"Looks like we're in for stormy weather/With death and destruction coming through," sings Jarvis Cocker on "Heavy Weather", one of the better tracks from his first solo album. He's not joking: Jarvis is fraught with unease and brutal intimations of mortality - reflecting, perhaps, Cocker's own uncertain career position.
"Heavy Weather" was the first piece Cocker wrote after time spent providing material for the likes of Charlotte Gainsbourg, Marianne Faithfull and Nancy Sinatra. Indeed, "Don't Let Him Waste Your Time" was originally written for Sinatra. "You can kiss him where the sun don't shine, but baby, don't let him waste your time," sings Cocker, without quite disguising his own vested interest. It sets the somewhat jaundiced tone of the album, anticipating the end of civilisation ("It's the same, from Auschwitz to Ipswich") in "From A To I" and advising, "Don't believe it if I claim to be your friend, 'cos given half a chance, I know that I will kill again" in "I Will Kill Again".
Elsewhere, cartoons are criticised in "Disney Time" for the unrealistic expectations prompted by their idealistic moral code, while hedonism is depicted in "Tonite" as just another life of not-so-quiet desperation. Typically, Cocker's sympathies are for outsiders - the outsize reject "Big Julie", and even the "Fat Children" who "took my life", but whom he looks forward to haunting.
The only respite comes with the closing track "Quantum Theory", a blissful ambient ballad imagining that in some parallel dimension "somewhere, everyone is happy ... everything is gonna be all right".
It can't help but seem rather too little, too late - which is not to say that the album doesn't have compensatory attractions even in its darkest moments, courtesy of the inventive musical settings conjured up by Cocker, Pulp bassist Steve Mackey, Mercury nominee Richard Hawley and Fat Truckers drummer Ross Orton.
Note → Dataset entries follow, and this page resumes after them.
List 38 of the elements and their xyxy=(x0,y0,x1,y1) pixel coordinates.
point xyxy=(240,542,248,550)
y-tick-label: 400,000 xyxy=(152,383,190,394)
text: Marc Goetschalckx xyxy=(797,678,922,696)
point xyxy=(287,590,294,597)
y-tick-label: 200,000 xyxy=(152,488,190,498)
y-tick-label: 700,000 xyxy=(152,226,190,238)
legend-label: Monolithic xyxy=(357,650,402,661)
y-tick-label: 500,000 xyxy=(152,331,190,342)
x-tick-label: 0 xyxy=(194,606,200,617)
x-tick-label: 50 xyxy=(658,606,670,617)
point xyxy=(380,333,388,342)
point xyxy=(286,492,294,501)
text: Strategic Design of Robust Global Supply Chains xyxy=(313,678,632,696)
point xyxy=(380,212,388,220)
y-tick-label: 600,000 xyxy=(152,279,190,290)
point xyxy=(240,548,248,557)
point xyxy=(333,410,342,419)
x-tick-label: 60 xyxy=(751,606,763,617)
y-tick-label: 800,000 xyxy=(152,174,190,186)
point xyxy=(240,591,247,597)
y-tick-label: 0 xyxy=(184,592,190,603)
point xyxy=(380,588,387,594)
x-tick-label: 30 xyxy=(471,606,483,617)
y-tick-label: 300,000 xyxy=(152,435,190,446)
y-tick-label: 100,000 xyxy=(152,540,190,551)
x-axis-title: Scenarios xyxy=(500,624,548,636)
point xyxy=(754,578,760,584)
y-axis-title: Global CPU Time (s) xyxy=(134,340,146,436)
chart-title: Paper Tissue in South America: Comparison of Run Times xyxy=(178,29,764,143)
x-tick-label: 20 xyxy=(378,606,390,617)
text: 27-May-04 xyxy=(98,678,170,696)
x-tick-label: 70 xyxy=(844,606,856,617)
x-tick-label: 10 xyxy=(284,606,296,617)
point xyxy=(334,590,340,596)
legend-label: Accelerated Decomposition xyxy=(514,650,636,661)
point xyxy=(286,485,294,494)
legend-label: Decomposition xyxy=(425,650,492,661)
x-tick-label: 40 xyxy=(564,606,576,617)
Hawley is typically sensitive, essaying his best Byrds jangle on "Heavy Weather" and a beautifully fluid retro twang on "Tonite", while Cocker employs a battery of keyboards, marimba and chimes - and even a vocal loop lifted from Tommy James and the Shondells - to colour his songs. The result may not be the masterpiece one might have hoped for, but it's a lot better than the last Pulp album, at least.